The China Syndrome is a fanciful “theory” that postulates that when a nuclear reactor undergoes a meltdown, the hot core material melts through the pressure vessel and through the concrete containment flooring below into the ground. All the way to China. 

Well, this really can”t happen because the core, hot as it is and dense as it is, could only go to whatever depth matches it’s density. I don’t think many people really understand what happens to core material when it breaches the containment and encounters the subsurface. Further, it’s hard to say if the core material will remain intact as a single unit long enough to retain a critical condition as it spills outside of the reactor vessel assembly. 

The fuel elements are, I believe, ceramic in nature, making them refractory. Refractory materials have quite high melting points. A reaction mass that has some fluidity might well split off isolated blebs which could then take the whole mass away from a critical condition.  This would tend to dampen the reaction rate and allow the reaction mass to cool below the melting point of the mass.  

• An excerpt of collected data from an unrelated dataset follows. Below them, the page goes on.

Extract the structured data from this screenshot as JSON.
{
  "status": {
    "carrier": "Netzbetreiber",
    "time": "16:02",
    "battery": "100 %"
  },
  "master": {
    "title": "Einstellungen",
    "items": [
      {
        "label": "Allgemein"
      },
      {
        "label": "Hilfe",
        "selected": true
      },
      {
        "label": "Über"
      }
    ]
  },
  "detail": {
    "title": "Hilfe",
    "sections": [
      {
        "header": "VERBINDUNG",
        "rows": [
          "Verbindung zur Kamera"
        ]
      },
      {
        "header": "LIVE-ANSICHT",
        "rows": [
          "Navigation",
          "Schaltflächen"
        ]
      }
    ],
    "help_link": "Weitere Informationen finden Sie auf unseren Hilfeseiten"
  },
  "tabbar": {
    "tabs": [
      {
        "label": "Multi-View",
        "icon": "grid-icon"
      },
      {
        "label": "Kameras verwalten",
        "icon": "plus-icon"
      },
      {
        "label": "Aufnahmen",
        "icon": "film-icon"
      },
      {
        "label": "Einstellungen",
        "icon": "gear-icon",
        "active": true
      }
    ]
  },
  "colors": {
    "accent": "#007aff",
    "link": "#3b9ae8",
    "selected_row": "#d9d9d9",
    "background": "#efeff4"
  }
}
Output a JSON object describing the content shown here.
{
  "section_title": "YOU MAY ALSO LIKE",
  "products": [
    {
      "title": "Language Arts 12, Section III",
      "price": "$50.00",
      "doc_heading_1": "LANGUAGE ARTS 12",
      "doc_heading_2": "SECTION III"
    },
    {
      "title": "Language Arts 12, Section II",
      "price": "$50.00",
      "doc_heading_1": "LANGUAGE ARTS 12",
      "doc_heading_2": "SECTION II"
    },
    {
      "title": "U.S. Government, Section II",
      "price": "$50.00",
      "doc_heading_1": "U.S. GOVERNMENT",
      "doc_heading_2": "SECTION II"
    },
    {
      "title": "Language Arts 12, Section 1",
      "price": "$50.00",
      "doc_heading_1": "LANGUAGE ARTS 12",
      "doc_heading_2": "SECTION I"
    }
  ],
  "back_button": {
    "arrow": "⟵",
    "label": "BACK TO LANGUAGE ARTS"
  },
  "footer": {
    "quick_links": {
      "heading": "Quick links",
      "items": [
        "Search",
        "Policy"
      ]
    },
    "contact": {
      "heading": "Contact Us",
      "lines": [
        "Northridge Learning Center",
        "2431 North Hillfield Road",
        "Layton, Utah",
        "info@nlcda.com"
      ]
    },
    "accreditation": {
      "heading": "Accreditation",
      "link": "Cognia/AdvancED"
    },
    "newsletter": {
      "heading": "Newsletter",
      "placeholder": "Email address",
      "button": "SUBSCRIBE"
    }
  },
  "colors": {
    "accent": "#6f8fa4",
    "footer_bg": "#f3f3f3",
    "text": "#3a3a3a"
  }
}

Quite apart from the dispersion of the core material is the loss of moderator around the reaction mass.  This would occur as the primary coolant water flashes to steam as the pressure vessel is breached. Loss of moderator reduces the number of neutrons in the resonant range and the power should drop accordingly.  The decay heat from the fission products should be fierce.

As a molten parcel of reactor core heats up the surface material below it, the molten flooring, soil, or bedrock must be fluid enough to allow the core to displace it downward. It could be that the blob gets elongated and increases the surface to volume ratio enough to allow the loss of neutron flux to cause the blob to cool below the melting point of the ground.   How a self-heating blob of core material behaves under the pull of gravity in a variable and possibly refractory rocky matrix is not an easy problem.

Ground water would be problematic for the neighborhood because eruptions of contaminated steam would be expected to issue from the crater.

I hope these poor fellows are able to get their reactors under control before the area gets too hot.  If the reactor spaces and control rooms get too hot it is going to complicate the remediation.

It is worth reading the updates from NISA.